Em 2016, completou 100 anos o Tratado das Índias Ocidentais dinamarquesas, quando foi transferida a soberania sobre as ilhas caribenhas de São João, São Tomás e Santa Cruz, da Dinamarca para os Estados Unidos, por US$ 25 milhões (nos valores atuais de US$ 550 milhões).
O acordo removeu as barreiras comerciais entre as Ilhas Virgens e a superpotência econômica de sua região e impediu que caíssem nas mãos dos alemães durante a 1.ª Guerra. Essa foi a última vez em que um país vendeu diretamente o controle sobre um território para outra nação.
Tais transações já foram comuns – a compra da Louisiana da França pelos Estados Unidos em 1803 e a do Alasca da Rússia em 1867 foram grandes exemplos – e permanecem perfeitamente legais sob as leis internacionais. Mas nessa era pós-colonial, as fronteiras só se movem quando um país de divide, quando as nações resolvem uma disputa ou, ocasionalmente, pelo uso da força, e não porque dois governos simplesmente concordam em negociar um pedaço de terra.
E se isso mudasse? Com um pouco de imaginação, é possível ver um mercado grande e variado para tais negócios. A mudança climática poderia incentivar a demanda. Países cuja existência é ameaçada por ela, como Nauru (ilha na Oceania que pode ser inundada por causa da elevação do nível do mar), têm um poderoso incentivo para adquirir ilhas de altitudes mais elevadas de países vizinhos, como as Ilhas Salomão.
Países pequenos, ricos e densamente povoados seriam compradores naturais de países pobres, mas ricos em terras. Nenhum governo árabe poderia vender terras israelenses e esperar se manter no poder. Mas este ano o Egito cedeu o controle de duas ilhas disputadas do Mar Vermelho para a Arábia Saudita pouco depois de receber apoio financeiro do reino, apesar de um tribunal ter anulado a decisão.
Disputas territoriais
A venda de terras poderia resolver disputas territoriais. Em vez de lutar para impedir que a poderosa China conquiste ilhas disputadas no Mar do Sul da China, as Filipinas e o Vietnã poderiam trocá-las por dinheiro em espécie? A Nigéria ainda está em ebulição pelo veredicto de 2002 da Corte Internacional de Justiça entregando a Península de Bakassi a Camarões; teria sido muito mais eficiente pagar pela reivindicação de Camarões.
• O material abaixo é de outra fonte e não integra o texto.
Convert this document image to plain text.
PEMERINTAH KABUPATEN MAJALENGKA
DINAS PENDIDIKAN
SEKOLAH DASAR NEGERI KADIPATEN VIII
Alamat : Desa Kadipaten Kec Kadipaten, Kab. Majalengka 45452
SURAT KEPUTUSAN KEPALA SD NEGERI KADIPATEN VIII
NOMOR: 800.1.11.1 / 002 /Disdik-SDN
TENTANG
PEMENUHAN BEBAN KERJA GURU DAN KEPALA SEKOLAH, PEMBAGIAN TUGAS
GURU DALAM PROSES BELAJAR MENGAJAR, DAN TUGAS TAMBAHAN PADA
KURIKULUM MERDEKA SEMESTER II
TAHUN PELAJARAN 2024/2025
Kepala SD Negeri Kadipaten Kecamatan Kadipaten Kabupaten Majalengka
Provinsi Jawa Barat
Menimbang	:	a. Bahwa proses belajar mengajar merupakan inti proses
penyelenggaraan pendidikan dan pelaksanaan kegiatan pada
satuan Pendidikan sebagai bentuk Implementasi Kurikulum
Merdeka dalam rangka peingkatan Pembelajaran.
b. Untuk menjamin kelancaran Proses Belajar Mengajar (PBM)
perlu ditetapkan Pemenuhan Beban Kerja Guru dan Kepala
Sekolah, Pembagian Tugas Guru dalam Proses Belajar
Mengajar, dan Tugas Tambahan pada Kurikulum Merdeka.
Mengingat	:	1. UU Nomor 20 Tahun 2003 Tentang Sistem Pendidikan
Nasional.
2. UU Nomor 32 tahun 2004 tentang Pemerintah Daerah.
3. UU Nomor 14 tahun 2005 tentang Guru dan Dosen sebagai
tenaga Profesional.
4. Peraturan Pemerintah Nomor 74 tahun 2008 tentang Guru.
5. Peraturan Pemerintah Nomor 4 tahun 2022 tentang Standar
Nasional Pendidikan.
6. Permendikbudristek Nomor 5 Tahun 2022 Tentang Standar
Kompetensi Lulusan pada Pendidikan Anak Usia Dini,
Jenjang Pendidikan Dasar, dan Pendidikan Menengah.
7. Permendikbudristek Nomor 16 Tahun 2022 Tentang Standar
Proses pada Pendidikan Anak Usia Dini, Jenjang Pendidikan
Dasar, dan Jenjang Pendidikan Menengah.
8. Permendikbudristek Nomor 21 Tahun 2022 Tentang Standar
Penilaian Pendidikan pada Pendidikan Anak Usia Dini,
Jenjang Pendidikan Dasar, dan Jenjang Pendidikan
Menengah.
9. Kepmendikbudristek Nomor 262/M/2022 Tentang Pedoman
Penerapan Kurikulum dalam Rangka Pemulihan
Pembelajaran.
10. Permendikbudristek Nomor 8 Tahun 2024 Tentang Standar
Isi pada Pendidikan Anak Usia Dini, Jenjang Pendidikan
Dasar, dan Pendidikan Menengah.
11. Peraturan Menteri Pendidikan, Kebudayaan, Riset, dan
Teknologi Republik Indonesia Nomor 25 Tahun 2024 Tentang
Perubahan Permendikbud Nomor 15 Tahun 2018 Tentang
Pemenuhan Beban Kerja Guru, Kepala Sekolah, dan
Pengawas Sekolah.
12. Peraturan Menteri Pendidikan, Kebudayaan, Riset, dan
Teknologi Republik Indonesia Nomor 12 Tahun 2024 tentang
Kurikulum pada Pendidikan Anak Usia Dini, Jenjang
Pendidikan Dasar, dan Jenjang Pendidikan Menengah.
A Rússia poderia formalizar sua anexação da Crimeia, ajudando a pagar algumas das dívidas da Ucrânia, possivelmente captando o dinheiro para isso, ao concordar em entregar o leste da Carélia, que conquistou na 2.ª Guerra, de volta para a Finlândia (no início de 1990, noticiou-se que Boris Yeltsin ofereceu o território por US$ 15 bilhões).
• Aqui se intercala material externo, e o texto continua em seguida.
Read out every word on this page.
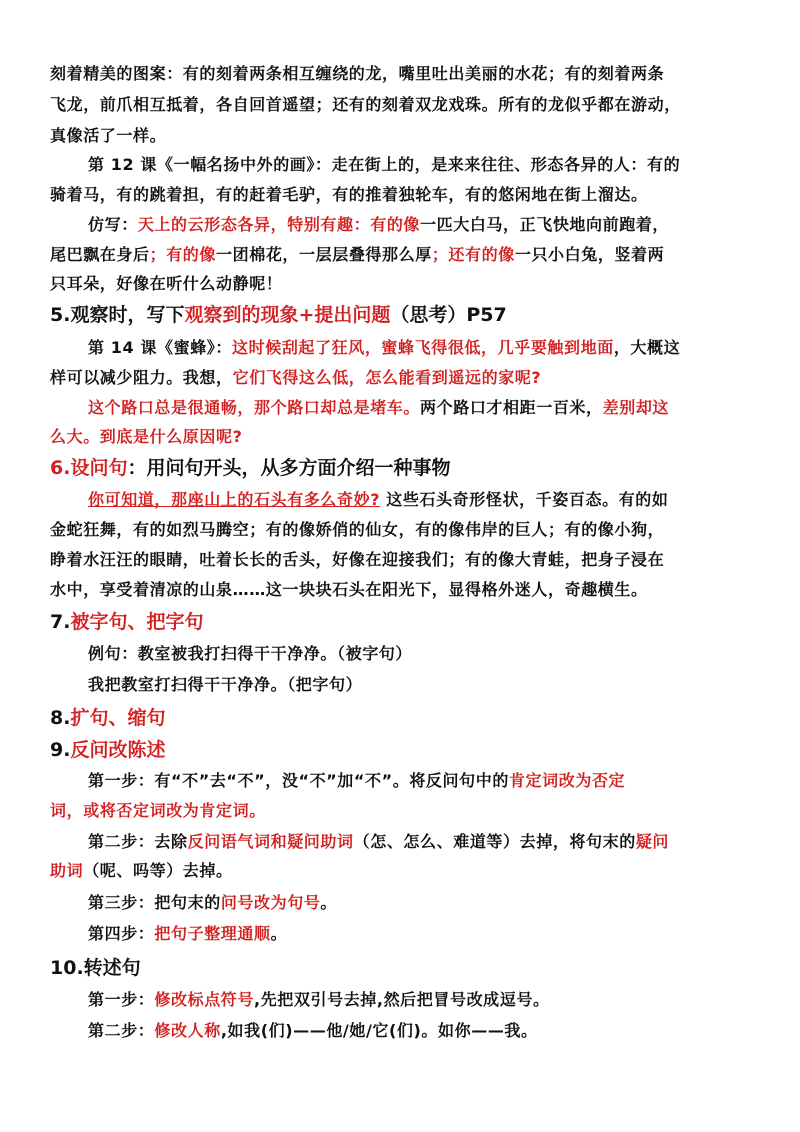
刻着精美的图案：有的刻着两条相互缠绕的龙，嘴里吐出美丽的水花；有的刻着两条
飞龙，前爪相互抵着，各自回首遥望；还有的刻着双龙戏珠。所有的龙似乎都在游动，
真像活了一样。
第 12 课《一幅名扬中外的画》：走在街上的，是来来往往、形态各异的人：有的
骑着马，有的跳着担，有的赶着毛驴，有的推着独轮车，有的悠闲地在街上溜达。
仿写：天上的云形态各异，特别有趣：有的像一匹大白马，正飞快地向前跑着，
尾巴飘在身后；有的像一团棉花，一层层叠得那么厚；还有的像一只小白兔，竖着两
只耳朵，好像在听什么动静呢！
5.观察时，写下观察到的现象+提出问题（思考）P57
第 14 课《蜜蜂》：这时候刮起了狂风，蜜蜂飞得很低，几乎要触到地面，大概这
样可以减少阻力。我想，它们飞得这么低，怎么能看到遥远的家呢?
这个路口总是很通畅，那个路口却总是堵车。两个路口才相距一百米，差别却这
么大。到底是什么原因呢?
6.设问句：用问句开头，从多方面介绍一种事物
你可知道，那座山上的石头有多么奇妙? 这些石头奇形怪状，千姿百态。有的如
金蛇狂舞，有的如烈马腾空；有的像娇俏的仙女，有的像伟岸的巨人；有的像小狗，
睁着水汪汪的眼睛，吐着长长的舌头，好像在迎接我们；有的像大青蛙，把身子浸在
水中，享受着清凉的山泉……这一块块石头在阳光下，显得格外迷人，奇趣横生。
7.被字句、把字句
例句：教室被我打扫得干干净净。（被字句）
我把教室打扫得干干净净。（把字句）
8.扩句、缩句
9.反问改陈述
第一步：有“不”去“不”，没“不”加“不”。将反问句中的肯定词改为否定
词，或将否定词改为肯定词。
第二步：去除反问语气词和疑问助词（怎、怎么、难道等）去掉，将句末的疑问
助词（呢、吗等）去掉。
第三步：把句末的问号改为句号。
第四步：把句子整理通顺。
10.转述句
第一步：修改标点符号,先把双引号去掉,然后把冒号改成逗号。
第二步：修改人称,如我(们)——他/她/它(们)。如你——我。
O Japão pode ter um interesse semelhante nas Ilhas Curilas e no sul da Ilha de Sacalina, produtora de petróleo, que perdeu para Stalin.
Por fim, há a questão do acesso ao mar. A Bolívia, sem litoral, poderia pagar ao Chile em gás para adquirir um porto no Pacífico, um desejo antigo. O comércio de Botswana teria um boom se comprasse um corredor para o mar, pela Namíbia.
Falência
Há um lado obscuro, porém. Hoje, os credores ficam com poucos recursos quando os devedores soberanos vão à falência. Se os governos estivessem dispostos a comprar terras, no entanto, os emissores teriam um ativo altamente comercializável que seus credores poderiam exigir que eles penhorassem. Inadimplentes em série como a Argentina poderiam tomar empréstimos até deixar de existir.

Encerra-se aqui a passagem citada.